NeurIPS organizers agree that the conference is under pressure. In comments to the Guardian, a spokesperson said that the growth of AI as a field has resulted in “a significant increase in the number of paper submissions and an increased value of peer review acceptance at NeurIPS”, placing “a significant strain on our review system”.
NeurIPS organizers said Zhu's applications were primarily for workshops within NeurIPS, which have a different selection process than major conferences and are often where early career work is presented. Farid said this doesn't really explain why one person would have their name on more than 100 papers.
“I don't think it's a convincing argument to put your name on 100 papers to which you have no meaningful contribution,” Farid said.
This problem is bigger than the flood of papers on NeurIPS. According to a recent article in Nature, ICLR used AI to screen a large number of submissions, resulting in apparently hallucinatory citations and feedback that were “very redundant with many bullet points.”
The sense of decline is so widespread that finding a solution to the crisis has become the subject of a paper in itself. A May 2025 position paper (an academic, evidence-based version of a newspaper editorial) written by three South Korean computer scientists proposed a solution to the “unprecedented challenges of a rapid increase in paper submissions, with growing concerns about peer review quality and reviewer responsibility,” and won the Outstanding Work Award at the 2025 International Conference on Machine Learning.

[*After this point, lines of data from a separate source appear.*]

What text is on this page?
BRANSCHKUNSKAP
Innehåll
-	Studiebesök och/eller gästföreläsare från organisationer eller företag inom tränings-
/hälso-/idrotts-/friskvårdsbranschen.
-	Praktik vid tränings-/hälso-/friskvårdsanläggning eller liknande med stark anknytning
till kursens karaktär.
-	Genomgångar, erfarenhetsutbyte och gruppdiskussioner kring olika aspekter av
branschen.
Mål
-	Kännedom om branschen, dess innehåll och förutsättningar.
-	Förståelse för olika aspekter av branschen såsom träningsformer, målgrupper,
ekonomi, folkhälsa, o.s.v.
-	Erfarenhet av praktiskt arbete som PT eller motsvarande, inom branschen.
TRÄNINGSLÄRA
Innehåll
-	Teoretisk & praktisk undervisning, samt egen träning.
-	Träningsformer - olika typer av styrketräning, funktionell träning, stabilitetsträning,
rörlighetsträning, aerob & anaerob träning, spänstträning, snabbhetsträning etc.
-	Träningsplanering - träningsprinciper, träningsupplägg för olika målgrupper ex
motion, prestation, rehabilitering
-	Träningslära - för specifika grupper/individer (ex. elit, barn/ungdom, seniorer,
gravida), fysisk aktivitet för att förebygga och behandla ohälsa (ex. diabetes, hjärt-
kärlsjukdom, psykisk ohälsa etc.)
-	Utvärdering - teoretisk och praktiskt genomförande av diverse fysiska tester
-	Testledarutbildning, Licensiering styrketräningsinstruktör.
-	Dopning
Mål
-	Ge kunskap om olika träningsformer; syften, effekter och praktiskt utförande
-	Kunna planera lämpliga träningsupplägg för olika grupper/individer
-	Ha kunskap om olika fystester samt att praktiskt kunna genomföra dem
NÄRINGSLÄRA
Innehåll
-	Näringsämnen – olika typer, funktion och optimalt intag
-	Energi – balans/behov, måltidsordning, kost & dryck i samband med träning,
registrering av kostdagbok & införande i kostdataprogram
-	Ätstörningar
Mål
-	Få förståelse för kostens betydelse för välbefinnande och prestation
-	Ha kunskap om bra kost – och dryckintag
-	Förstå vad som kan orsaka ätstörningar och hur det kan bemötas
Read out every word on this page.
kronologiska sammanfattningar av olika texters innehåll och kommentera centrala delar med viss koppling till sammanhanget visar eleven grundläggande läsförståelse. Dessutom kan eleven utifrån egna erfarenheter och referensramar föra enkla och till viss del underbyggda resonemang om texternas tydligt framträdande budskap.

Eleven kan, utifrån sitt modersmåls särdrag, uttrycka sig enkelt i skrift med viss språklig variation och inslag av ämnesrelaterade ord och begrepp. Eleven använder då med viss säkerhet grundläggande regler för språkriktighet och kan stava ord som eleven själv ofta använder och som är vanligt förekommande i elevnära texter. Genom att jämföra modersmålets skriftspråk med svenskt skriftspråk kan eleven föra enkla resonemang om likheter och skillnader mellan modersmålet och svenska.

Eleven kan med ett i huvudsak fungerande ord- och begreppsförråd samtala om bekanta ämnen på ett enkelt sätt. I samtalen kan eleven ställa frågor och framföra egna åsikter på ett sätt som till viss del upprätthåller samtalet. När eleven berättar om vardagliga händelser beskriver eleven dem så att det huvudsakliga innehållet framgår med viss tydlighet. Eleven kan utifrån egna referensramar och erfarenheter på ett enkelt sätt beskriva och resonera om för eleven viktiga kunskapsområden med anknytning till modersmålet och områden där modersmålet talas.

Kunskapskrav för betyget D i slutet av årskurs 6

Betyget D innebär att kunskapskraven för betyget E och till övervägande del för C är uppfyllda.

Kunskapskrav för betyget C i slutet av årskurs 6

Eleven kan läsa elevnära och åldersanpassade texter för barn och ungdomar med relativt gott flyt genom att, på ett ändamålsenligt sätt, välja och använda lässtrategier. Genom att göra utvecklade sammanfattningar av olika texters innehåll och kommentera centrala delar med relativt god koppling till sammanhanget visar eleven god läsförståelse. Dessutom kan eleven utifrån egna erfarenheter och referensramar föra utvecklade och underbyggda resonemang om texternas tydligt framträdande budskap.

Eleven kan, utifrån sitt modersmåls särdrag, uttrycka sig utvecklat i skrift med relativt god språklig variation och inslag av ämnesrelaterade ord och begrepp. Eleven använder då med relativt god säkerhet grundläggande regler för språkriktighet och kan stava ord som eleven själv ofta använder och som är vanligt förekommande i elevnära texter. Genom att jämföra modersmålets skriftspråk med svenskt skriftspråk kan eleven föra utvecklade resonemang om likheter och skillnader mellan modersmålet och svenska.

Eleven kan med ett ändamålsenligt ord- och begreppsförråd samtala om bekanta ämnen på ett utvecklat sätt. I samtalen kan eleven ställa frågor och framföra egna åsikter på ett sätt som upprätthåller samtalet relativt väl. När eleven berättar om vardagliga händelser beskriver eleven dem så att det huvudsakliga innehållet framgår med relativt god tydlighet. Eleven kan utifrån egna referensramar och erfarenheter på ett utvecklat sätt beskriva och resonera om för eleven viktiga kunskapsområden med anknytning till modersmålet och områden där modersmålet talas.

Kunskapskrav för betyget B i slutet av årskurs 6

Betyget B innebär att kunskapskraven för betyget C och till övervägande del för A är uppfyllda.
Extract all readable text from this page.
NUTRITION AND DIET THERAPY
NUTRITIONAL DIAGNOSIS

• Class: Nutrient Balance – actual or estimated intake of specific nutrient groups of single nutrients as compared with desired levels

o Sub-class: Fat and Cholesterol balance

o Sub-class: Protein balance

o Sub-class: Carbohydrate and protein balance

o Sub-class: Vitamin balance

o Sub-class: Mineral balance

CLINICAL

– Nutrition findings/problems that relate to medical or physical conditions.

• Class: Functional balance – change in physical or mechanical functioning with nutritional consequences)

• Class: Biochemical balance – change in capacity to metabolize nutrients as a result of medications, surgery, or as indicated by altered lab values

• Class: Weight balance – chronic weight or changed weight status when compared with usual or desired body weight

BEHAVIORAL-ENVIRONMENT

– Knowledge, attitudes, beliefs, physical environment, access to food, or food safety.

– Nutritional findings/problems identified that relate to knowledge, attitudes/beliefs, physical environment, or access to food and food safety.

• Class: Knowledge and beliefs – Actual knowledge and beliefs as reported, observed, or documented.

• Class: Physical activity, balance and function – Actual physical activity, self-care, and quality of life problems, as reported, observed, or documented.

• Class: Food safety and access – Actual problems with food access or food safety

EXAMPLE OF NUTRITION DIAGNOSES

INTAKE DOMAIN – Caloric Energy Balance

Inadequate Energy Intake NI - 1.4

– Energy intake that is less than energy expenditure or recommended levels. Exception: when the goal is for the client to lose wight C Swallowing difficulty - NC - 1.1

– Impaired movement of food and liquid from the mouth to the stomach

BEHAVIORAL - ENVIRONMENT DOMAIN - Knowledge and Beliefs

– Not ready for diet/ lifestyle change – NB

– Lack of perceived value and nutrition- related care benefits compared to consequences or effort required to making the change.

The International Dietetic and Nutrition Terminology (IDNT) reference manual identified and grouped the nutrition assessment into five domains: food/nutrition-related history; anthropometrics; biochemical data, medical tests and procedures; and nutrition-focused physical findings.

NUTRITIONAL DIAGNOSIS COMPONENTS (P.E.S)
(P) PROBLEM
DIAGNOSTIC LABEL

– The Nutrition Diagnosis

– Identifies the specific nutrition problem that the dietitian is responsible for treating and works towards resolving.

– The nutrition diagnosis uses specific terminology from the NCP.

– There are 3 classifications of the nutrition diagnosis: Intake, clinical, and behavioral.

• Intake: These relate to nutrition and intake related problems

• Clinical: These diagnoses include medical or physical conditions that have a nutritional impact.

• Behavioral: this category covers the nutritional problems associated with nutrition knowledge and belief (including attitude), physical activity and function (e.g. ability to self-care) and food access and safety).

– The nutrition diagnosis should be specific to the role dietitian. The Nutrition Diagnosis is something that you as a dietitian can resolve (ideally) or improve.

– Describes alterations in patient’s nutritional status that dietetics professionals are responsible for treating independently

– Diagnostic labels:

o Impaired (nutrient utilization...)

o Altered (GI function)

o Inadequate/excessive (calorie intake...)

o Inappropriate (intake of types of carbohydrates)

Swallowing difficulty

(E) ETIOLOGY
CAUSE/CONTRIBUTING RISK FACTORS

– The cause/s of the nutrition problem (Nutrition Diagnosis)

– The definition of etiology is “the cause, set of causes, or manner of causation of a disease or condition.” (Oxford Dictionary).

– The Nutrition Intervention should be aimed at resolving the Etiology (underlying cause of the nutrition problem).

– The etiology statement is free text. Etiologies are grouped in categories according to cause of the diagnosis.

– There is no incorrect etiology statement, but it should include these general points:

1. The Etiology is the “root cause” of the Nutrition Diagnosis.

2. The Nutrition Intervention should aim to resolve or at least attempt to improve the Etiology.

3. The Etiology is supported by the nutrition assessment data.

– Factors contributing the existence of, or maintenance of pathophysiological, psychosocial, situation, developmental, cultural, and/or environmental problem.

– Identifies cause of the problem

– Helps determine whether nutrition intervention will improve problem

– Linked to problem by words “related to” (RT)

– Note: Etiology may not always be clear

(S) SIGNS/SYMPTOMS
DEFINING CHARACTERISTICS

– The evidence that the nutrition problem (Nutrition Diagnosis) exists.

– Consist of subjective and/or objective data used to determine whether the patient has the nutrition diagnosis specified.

Meanwhile, Farid said, big tech companies and small AI safety organizations are now dumping their research on arXiv, a site once reserved for preprints of rarely viewed math and physics papers, and the internet is full of research presented as science but not subject to review standards.
The trade-off, Farid says, is that it's nearly impossible for journalists, the public, or even experts in the field to know what's actually going on with AI. “The average reader trying to understand what's going on in the scientific literature has no chance at all. The signal-to-noise ratio is basically 1. I go to these conferences and can barely understand what the heck is going on.”
“What I tell students is that if you're trying to optimize the publication of your paper, it's honestly not that difficult. Just do really crappy, low-quality work and blow up the conference with it. But if you want to do really thoughtful, careful work, you're at a disadvantage because you're effectively unilaterally disarmed,” he said.